Tendo em conta as considerações precedentes, o Tribunal Geral julga procedente o primeiro fundamento no que respeita à concessão de autorizações, julga‑o improcedente quanto ao restante, e só examina os fundamentos segundo a quarto na parte em que têm por objeto as taxas de concessão e as taxas portuárias.

Num segundo momento, na medida em que têm por objeto as taxas de concessão e as taxas portuárias, o Tribunal Geral examina sucessivamente os fundamentos relativos à violação do artigo 107.°, n.° 1, TFUE, destinados, em substância, a contestar as conclusões da Comissão segundo as quais a isenção do IRES dava lugar a uma transferência de recursos estatais e conferia uma vantagem seletiva às AdSP, suscetível, além disso, de distorcer a concorrência e de afetar as trocas comerciais entre Estados‑Membros.

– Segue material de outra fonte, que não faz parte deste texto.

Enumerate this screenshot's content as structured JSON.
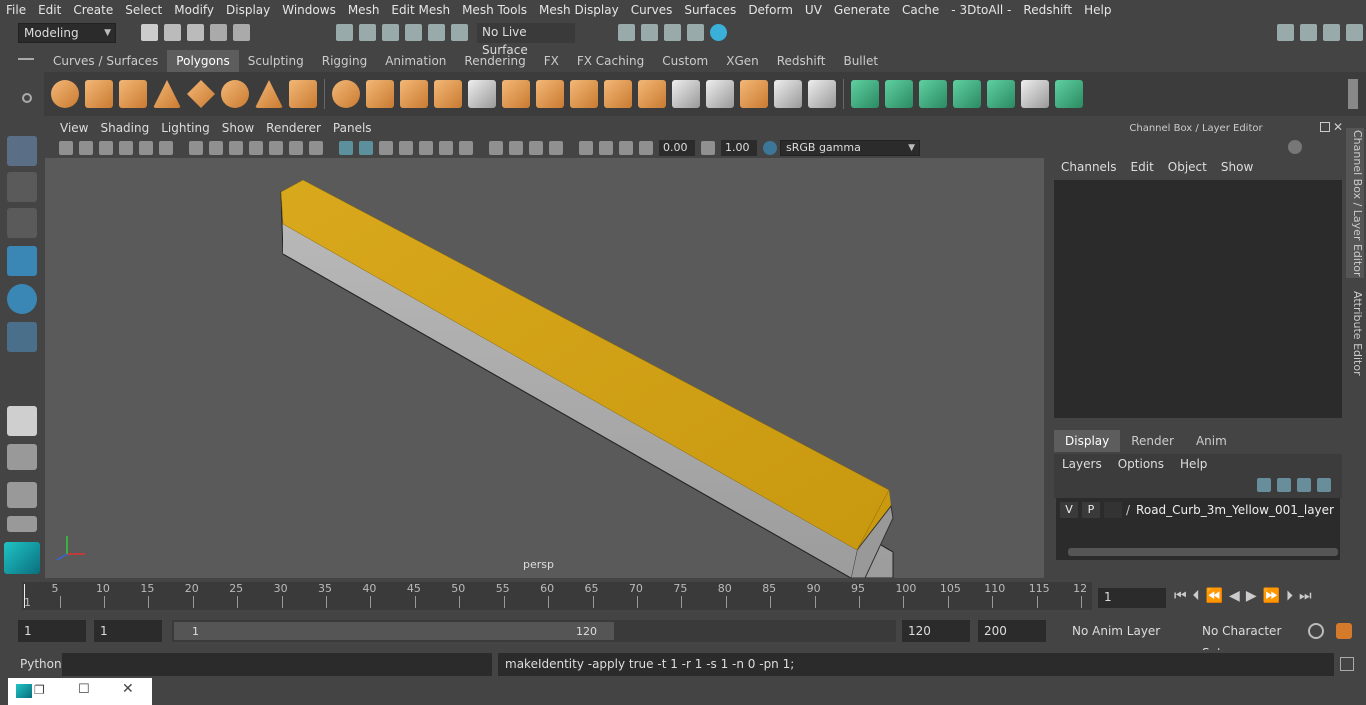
{
  "menubar": [
    "File",
    "Edit",
    "Create",
    "Select",
    "Modify",
    "Display",
    "Windows",
    "Mesh",
    "Edit Mesh",
    "Mesh Tools",
    "Mesh Display",
    "Curves",
    "Surfaces",
    "Deform",
    "UV",
    "Generate",
    "Cache",
    "- 3DtoAll -",
    "Redshift",
    "Help"
  ],
  "status": {
    "mode": "Modeling",
    "live_surface": "No Live Surface"
  },
  "shelf_tabs": [
    "Curves / Surfaces",
    "Polygons",
    "Sculpting",
    "Rigging",
    "Animation",
    "Rendering",
    "FX",
    "FX Caching",
    "Custom",
    "XGen",
    "Redshift",
    "Bullet"
  ],
  "panel_menu": [
    "View",
    "Shading",
    "Lighting",
    "Show",
    "Renderer",
    "Panels"
  ],
  "panel_toolbar": {
    "exposure": "0.00",
    "gamma": "1.00",
    "color_space": "sRGB gamma"
  },
  "viewport": {
    "camera_label": "persp"
  },
  "right_panel": {
    "title": "Channel Box / Layer Editor",
    "menus": [
      "Channels",
      "Edit",
      "Object",
      "Show"
    ],
    "tabs": [
      "Display",
      "Render",
      "Anim"
    ],
    "layer_menus": [
      "Layers",
      "Options",
      "Help"
    ],
    "layer": {
      "v": "V",
      "p": "P",
      "name": "Road_Curb_3m_Yellow_001_layer"
    }
  },
  "side_tabs": {
    "channel_box": "Channel Box / Layer Editor",
    "attribute_editor": "Attribute Editor"
  },
  "timeline": {
    "ticks": [
      "5",
      "10",
      "15",
      "20",
      "25",
      "30",
      "35",
      "40",
      "45",
      "50",
      "55",
      "60",
      "65",
      "70",
      "75",
      "80",
      "85",
      "90",
      "95",
      "100",
      "105",
      "110",
      "115",
      "12"
    ],
    "start_label": "1",
    "current_frame": "1"
  },
  "range": {
    "start": "1",
    "start2": "1",
    "slider_start": "1",
    "slider_end": "120",
    "end": "120",
    "end2": "200",
    "anim_layer": "No Anim Layer",
    "char_set": "No Character Set"
  },
  "cmd": {
    "lang": "Python",
    "output": "makeIdentity -apply true -t 1 -r 1 -s 1 -n 0 -pn 1;"
  }
}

A este respeito, o Tribunal Geral conclui, em primeiro lugar, que a Comissão considerou, com razão, que, ao isentar as AdSP do IRES, apesar de exercerem uma atividade económica, a Administração Fiscal italiana renuncia a receitas que constituem recursos estatais, o que, consequentemente, dá lugar a uma transferência de recursos estatais na aceção do artigo 107.° TFUE. Neste contexto, é irrelevante que as AdSP sejam empresas públicas e que a vantagem concedida permaneça na esfera económica do Estado em sentido lato. Com efeito, se assim não fosse, tal abordagem poderia comprometer o efeito útil das regras em matéria de auxílios de Estado e introduzir uma discriminação injustificada entre os beneficiários públicos e os beneficiários privados, em violação do princípio da neutralidade previsto no artigo 345.° TFUE.

Em segundo lugar, o Tribunal Geral valida a análise da Comissão segundo a qual a isenção do IRES confere uma vantagem de natureza seletiva às entidades que dela beneficiam.

A este respeito, o Tribunal Geral considera, por um lado, que a Comissão determinou corretamente o sistema de referência ao invocar, a esse título, as disposições da legislação italiana que enunciam o princípio segundo o qual todos os rendimentos estão sujeitos ao IRES, designadamente os rendimentos de sociedades comerciais e de outros organismos públicos ou privados que têm, ou não, por objeto exclusivo ou principal o exercício de atividades comerciais. Com efeito, na falta de tal princípio, a isenção das entidades estatais e públicas em causa seria desprovida de qualquer utilidade.

Por outro lado, o Tribunal Geral constata que a isenção do IRES derroga o sistema de referência em benefício das AdSP, sem qualquer justificação válida. Com efeito, à luz do princípio subjacente ao referido sistema de referência, a situação factual e jurídica das AdSP, na medida em que exercem atividades económicas, é comparável, se não idêntica, à de outras entidades sujeitas ao IRES.

Em terceiro lugar, foi igualmente com razão que a Comissão considerou que a isenção de IRES é suscetível de falsear a concorrência ao afetar as trocas entre Estados‑Membros, tendo em conta a existência, anteriormente evocada, de uma concorrência entre certos portos italianos e certos portos de outros Estados‑Membros. O Tribunal Geral precisa, neste contexto, que a apreciação da distorção da concorrência pela Comissão não se limita necessariamente às empresas ou produções do Estado‑Membro em causa, mesmo na falta de harmonização em matéria de fiscalidade direta. Assim, o facto de o setor portuário se caracterizar por trocas comerciais transfronteiriças é suficiente para que a Comissão possa incluir a concorrência de certos portos de outros Estados‑Membros na sua análise.

Tendo em conta todas as considerações precedentes, o Tribunal Geral anula a decisão impugnada na parte em que qualifica de atividade económica a concessão de autorizações para as operações portuárias, e nega provimento ao recurso quanto ao restante.


1      Regime de auxílios SA.38399 ‑ 2019/C (ex 2018/E) implementado pela Itália ‑ Aplicação do imposto sobre o rendimento das sociedades aos portos na Itália (JO 2021, L 354, p. 1; a seguir «decisão impugnada»).